Students at private schools have said allegations of sexual abuse by fellow pupils have been ignored because staff wish to protect the reputation of the school – and the income associated with its prestige.
One girl, who says she was raped by a boy at school, said her teachers handed her allegation to the police before “washing their hands of it to protect their image”.
The debate about how our schools are run has escalated recently after a website was set up for victims to post anonymous accounts of abuse they had suffered. There are even calls for a public inquiry.
The number of allegations made by pupils on the Everyone’s Invited website now number in their thousands, with children as young as nine posting testimonies claiming assault, harassment and rape.
Many of the claims are made by young women about the young men who are at school or college or university with them, or part of the same social groups.

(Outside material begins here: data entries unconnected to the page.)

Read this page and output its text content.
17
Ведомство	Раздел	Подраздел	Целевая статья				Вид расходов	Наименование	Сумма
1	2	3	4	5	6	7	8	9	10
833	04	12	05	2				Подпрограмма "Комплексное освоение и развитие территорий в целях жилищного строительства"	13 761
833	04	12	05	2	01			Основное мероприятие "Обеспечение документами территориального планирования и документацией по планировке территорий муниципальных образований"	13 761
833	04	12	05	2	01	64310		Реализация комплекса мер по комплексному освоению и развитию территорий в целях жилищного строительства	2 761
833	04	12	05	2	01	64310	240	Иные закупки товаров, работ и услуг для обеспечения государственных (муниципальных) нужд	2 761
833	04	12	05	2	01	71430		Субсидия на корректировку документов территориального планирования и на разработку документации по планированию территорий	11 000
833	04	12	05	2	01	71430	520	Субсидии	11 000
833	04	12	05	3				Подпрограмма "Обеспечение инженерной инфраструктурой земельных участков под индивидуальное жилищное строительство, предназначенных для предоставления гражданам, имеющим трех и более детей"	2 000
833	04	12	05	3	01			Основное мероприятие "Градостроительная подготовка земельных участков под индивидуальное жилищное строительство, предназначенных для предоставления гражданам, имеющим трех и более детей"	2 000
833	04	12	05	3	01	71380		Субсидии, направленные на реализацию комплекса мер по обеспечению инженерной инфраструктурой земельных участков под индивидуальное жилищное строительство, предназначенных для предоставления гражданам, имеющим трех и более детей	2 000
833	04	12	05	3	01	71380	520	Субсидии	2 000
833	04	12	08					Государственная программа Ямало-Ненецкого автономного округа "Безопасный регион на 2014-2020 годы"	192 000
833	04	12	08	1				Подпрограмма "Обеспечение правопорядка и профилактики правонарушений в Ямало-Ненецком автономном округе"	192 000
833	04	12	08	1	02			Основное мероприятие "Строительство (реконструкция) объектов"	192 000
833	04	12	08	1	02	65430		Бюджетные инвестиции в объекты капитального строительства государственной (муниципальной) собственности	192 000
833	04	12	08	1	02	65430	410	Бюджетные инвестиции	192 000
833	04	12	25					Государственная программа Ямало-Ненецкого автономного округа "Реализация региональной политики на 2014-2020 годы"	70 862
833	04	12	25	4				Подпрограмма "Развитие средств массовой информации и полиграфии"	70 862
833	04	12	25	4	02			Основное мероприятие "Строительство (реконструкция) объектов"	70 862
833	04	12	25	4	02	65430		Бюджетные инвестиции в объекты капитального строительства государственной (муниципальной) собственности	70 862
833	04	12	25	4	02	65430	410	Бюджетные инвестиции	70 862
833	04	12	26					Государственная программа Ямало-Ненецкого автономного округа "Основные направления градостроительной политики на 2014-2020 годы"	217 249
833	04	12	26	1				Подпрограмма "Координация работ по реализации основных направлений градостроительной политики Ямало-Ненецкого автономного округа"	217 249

Speaking anonymously, an 18-year-old girl told the BBC she was raped by a boy who was “one of the brightest students” at her school, the name of which she did not disclose.
“So therefore it was his needs above mine, they didn’t want him to be removed,” she said. “They didn’t want him to have his prefect badge taken away because it would affect his future.

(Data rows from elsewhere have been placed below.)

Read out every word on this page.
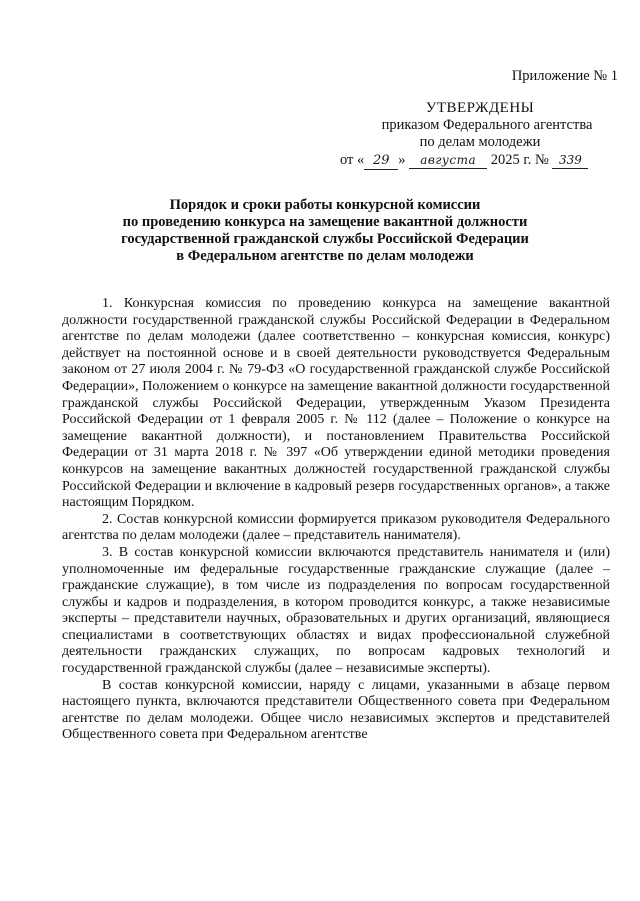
Приложение № 1
УТВЕРЖДЕНЫ
приказом Федерального агентства
по делам молодежи
от « 29 » августа 2025 г. № 339
Порядок и сроки работы конкурсной комиссии
по проведению конкурса на замещение вакантной должности
государственной гражданской службы Российской Федерации
в Федеральном агентстве по делам молодежи

1. Конкурсная комиссия по проведению конкурса на замещение вакантной должности государственной гражданской службы Российской Федерации в Федеральном агентстве по делам молодежи (далее соответственно – конкурсная комиссия, конкурс) действует на постоянной основе и в своей деятельности руководствуется Федеральным законом от 27 июля 2004 г. № 79-ФЗ «О государственной гражданской службе Российской Федерации», Положением о конкурсе на замещение вакантной должности государственной гражданской службы Российской Федерации, утвержденным Указом Президента Российской Федерации от 1 февраля 2005 г. № 112 (далее – Положение о конкурсе на замещение вакантной должности), и постановлением Правительства Российской Федерации от 31 марта 2018 г. № 397 «Об утверждении единой методики проведения конкурсов на замещение вакантных должностей государственной гражданской службы Российской Федерации и включение в кадровый резерв государственных органов», а также настоящим Порядком.

2. Состав конкурсной комиссии формируется приказом руководителя Федерального агентства по делам молодежи (далее – представитель нанимателя).

3. В состав конкурсной комиссии включаются представитель нанимателя и (или) уполномоченные им федеральные государственные гражданские служащие (далее – гражданские служащие), в том числе из подразделения по вопросам государственной службы и кадров и подразделения, в котором проводится конкурс, а также независимые эксперты – представители научных, образовательных и других организаций, являющиеся специалистами в соответствующих областях и видах профессиональной служебной деятельности гражданских служащих, по вопросам кадровых технологий и государственной гражданской службы (далее – независимые эксперты).

В состав конкурсной комиссии, наряду с лицами, указанными в абзаце первом настоящего пункта, включаются представители Общественного совета при Федеральном агентстве по делам молодежи. Общее число независимых экспертов и представителей Общественного совета при Федеральном агентстве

“And they want to be able to say, oh, yeah, we taught this child and they were so bright, so they didn’t do anything. He didn’t get any sanctions. They just didn’t want to get in his way.
“I’ve been on anti-depressants for a year and almost went on anti-anxiety tablets to help with my sleeping because obviously that’s been affected”.

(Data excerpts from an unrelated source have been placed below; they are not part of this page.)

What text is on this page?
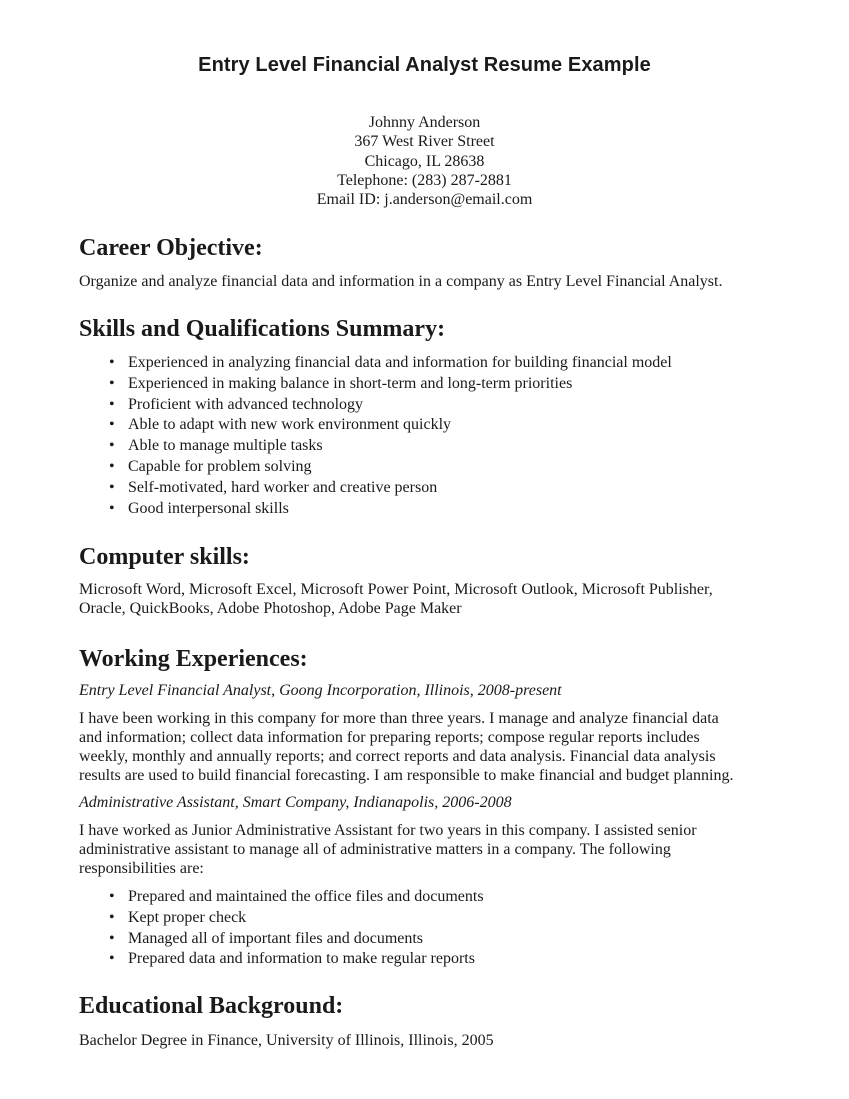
Entry Level Financial Analyst Resume Example
Johnny Anderson
367 West River Street
Chicago, IL 28638
Telephone: (283) 287-2881
Email ID: j.anderson@email.com
Career Objective:
Organize and analyze financial data and information in a company as Entry Level Financial Analyst.
Skills and Qualifications Summary:
• Experienced in analyzing financial data and information for building financial model
• Experienced in making balance in short-term and long-term priorities
• Proficient with advanced technology
• Able to adapt with new work environment quickly
• Able to manage multiple tasks
• Capable for problem solving
• Self-motivated, hard worker and creative person
• Good interpersonal skills
Computer skills:
Microsoft Word, Microsoft Excel, Microsoft Power Point, Microsoft Outlook, Microsoft Publisher,
Oracle, QuickBooks, Adobe Photoshop, Adobe Page Maker
Working Experiences:
Entry Level Financial Analyst, Goong Incorporation, Illinois, 2008-present
I have been working in this company for more than three years. I manage and analyze financial data
and information; collect data information for preparing reports; compose regular reports includes
weekly, monthly and annually reports; and correct reports and data analysis. Financial data analysis
results are used to build financial forecasting. I am responsible to make financial and budget planning.
Administrative Assistant, Smart Company, Indianapolis, 2006-2008
I have worked as Junior Administrative Assistant for two years in this company. I assisted senior
administrative assistant to manage all of administrative matters in a company. The following
responsibilities are:
• Prepared and maintained the office files and documents
• Kept proper check
• Managed all of important files and documents
• Prepared data and information to make regular reports
Educational Background:
Bachelor Degree in Finance, University of Illinois, Illinois, 2005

The girl’s mother believes “there was a fear of what other people, families, parents might think.
“And if you think about a private school, they need people to be coming to pay their bills. They need the next intake,” she said.
“And if they are embroiled in a scandal, that’s going to have an impact on them”.
Highgate School in north London is among the private schools caught up in the claims.
A former student of the school says when she took her claims to staff, she was ignored: “A friend raped me at a party in Year 13 [upper sixth].
“I reported the rape to the school eight days afterwards – and so began their massive failure to support me.
“In a meeting with my parents, a senior member of staff said ‘alcohol was involved’, suggesting that this made my situation less legitimate.
“I was told that it was merely my word against his.”
BBC Newsnight has seen a several-page dossier containing hundreds of testimonies saying similar things.
The school said it is launching an “immediate external review of the sexual abuse and harassment allegations” and is “working on an anti-sexism plan”.
Private schools partly rely on private financing through their fees – some of those listed on the Everyone’s Invited website charge more than £20,000 a year.
Students from these schools often go to the best universities, so the fees are seen as a good investment and a guarantee of a good education.
But there are calls for less focus on academia and more focus on behaviour and attitudes.
Sir Anthony Seldon, the former head of the independent Wellington College, called the emerging scandal “a horror”.
“We need to have a revitalised education system that really does the best for every child… instead of just giving them all the educational advantages but also the development of their holistic character, their creativity, their ability to be able to perform well in work and in society, knowing how to manage their mental health.
“I mean, goodness, school is about so much more than just tests and exams”.
The Department for Education has reiterated it is working with the police to provide support and protection to those reporting abuse.
The alleged victims are hoping that shining a very public light onto their claims can lead to change – but some fear when that spotlight is switched off, these changing attitudes could fade.